Despite being focused on post-breach activities, cyber incident response planning has emerged as a key cybersecurity control in reducing an organization’s likelihood of experiencing a breach-related claim, according to a new report from the Cyber Risk Intelligence Center (CRIC) of Marsh McLennan (NYSE: MMC), the world’s leading professional services firm in the areas of risk, strategy, and people.

 The report Cybersecurity signals: Connecting controls and incident outcomes, found that organizations that regularly engage in tabletop exercises and scenario-based breach response drills are 13% less likely to experience a material cyber event than those that do not.

 Since launching its 2023 research into the correlation between the 12 cybersecurity controls tracked by the cyber insurance industry and the likelihood of a cyber claim, the CRIC has continued to analyse organisations’ cyber control implementation information from Marsh’s Cyber Self-Assessment against claims. This year, cyber incident response planning ranked as the fourth most effective control in decreasing an organization’s probability of experiencing a breach-based claim, behind endpoint detection and response (EDR), logging and monitoring, and cybersecurity awareness training and phishing testing.

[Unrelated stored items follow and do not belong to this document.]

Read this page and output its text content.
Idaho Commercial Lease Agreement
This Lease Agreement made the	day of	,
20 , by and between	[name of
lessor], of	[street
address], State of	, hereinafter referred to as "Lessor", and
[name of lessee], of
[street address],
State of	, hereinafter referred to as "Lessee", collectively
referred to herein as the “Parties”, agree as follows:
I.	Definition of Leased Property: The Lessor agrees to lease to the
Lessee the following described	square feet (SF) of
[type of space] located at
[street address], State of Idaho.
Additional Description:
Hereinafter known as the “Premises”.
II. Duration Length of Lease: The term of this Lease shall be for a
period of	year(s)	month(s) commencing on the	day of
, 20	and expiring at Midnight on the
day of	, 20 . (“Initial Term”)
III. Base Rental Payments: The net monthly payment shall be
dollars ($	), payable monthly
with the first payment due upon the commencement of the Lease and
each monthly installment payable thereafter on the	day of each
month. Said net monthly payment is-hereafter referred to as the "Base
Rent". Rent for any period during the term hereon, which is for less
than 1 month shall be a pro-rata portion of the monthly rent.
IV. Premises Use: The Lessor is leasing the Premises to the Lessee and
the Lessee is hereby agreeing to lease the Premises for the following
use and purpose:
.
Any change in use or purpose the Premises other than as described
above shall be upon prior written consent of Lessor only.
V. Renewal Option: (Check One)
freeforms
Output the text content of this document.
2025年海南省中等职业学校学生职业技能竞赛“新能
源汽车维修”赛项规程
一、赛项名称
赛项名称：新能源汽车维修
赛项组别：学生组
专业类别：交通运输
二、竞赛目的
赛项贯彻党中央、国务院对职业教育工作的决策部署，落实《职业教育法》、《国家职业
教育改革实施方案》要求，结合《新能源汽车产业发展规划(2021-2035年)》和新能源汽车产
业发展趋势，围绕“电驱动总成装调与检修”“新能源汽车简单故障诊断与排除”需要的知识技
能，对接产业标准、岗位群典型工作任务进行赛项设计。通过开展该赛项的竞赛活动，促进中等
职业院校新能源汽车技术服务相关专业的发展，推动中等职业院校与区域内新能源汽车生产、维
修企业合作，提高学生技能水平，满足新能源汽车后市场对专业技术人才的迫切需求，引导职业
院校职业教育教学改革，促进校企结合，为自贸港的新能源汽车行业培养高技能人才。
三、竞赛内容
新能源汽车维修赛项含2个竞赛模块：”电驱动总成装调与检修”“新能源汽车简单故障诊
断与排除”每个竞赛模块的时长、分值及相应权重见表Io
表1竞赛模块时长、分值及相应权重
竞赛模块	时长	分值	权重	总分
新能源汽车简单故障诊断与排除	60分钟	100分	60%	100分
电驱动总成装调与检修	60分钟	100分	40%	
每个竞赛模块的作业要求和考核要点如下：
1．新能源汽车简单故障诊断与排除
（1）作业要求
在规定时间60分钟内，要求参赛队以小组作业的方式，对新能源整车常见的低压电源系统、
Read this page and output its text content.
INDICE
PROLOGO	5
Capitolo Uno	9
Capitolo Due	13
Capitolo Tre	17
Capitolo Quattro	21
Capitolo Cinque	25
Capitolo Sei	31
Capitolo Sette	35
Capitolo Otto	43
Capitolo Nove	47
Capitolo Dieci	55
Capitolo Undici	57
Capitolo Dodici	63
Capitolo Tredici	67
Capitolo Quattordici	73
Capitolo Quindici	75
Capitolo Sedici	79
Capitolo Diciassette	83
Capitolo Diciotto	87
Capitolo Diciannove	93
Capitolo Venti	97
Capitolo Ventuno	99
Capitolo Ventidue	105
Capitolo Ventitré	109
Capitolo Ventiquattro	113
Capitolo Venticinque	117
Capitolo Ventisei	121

 “Marsh has long advocated proactive cyber incident response planning as a tool to help organizations effectively and efficiently respond to and recover from a cyberattack,” said Tom Reagan, Global Cyber Practice Leader, Marsh. “What our latest research confirms is that thoughtful planning also drives secondary benefits like positive security behaviors and strong control implementations, which help build more organisational resilience and reduce breach incidents.”

 This year’s report also highlights the importance of effectively deploying and managing other key cybersecurity controls. For instance, the report found that each jump of 25% in EDR deployment across workstations and laptops was correlated with an additional 10% decrease in breach likelihood. Similarly, a multi-factor authentication (MFA) deployment that is resistant to phishing schemes is correlated with a 9% lower breach likelihood than MFA that is not.

 “Our findings emphasize that simply deploying key cybersecurity controls is no longer enough—these tools must be properly managed and comprehensively used,” said Scott Stransky, Head of Marsh McLennan’s CRIC. “By drawing on our insights, organizations can make informed decisions to strengthen their security frameworks and help reduce their exposure to cyber risks.”